Le 19 février 2001 disparaissait Charles Trenet, poète, “Fou chantant”, un révolutionnaire qui contribua à introduire le jazz dans la chanson française.
Quand j’étais jeune, Charles Trenet m’énervait. Tant de bonheur semblait impensable dans une société où ce sentiment, comme la nostalgie, d’ailleurs, vous place entre le ridicule et le réac. Je ne me rendais pas compte que cet homme, dans Je chante, avec un grand sourire et des pas de danse guillerets, racontait un suicide, que ce Tintin bondissant à chapeau de feutre – sans le pantalon de golf et le chien Milou – était en vérité frappé par le « soleil noir de la mélancolie » cher à Gérard de Nerval. Ses chansons racontaient souvent un rêve qui se terminait, laissant le dormeur désemparé. Non, le boulanger qui fait le bon pain n’avait pas existé ; oui, le simple facteur devant lequel il s’émerveillait à la manière d’un Jacques Tati dans Jour de fête avait disparu. Il restait le ciel gris et la vie ordinaire. Y a d’la joie s’achevait sur une note amère.

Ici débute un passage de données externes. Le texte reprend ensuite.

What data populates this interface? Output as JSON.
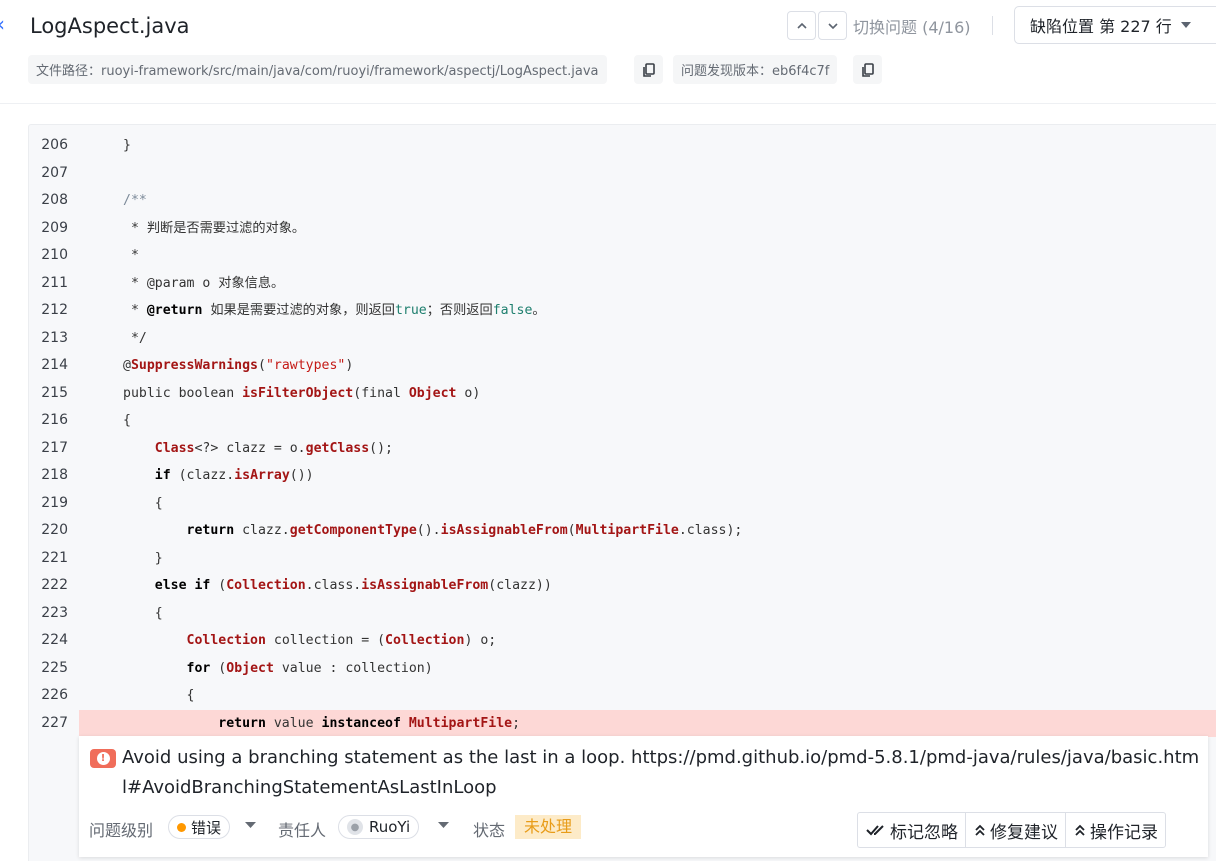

Cette double lecture lui a permis de joliment vieillir, comme ce bon vin qu’il célébrait, d’effacer l’image papillonnante et kitsch, la veste bleu électrique, la rose à la boutonnière. Il a embrassé toutes les saisons, la jeunesse, la vieillesse, cet état d’hermaphrodite qui le rend intemporel, présent aussi bien dans le tendre Baisers volés de Truffaut que dans un James Bond, Skyfall où l’on entend « quand notre cœur fait boum… » pendant qu’un tueur sadique torture une femme.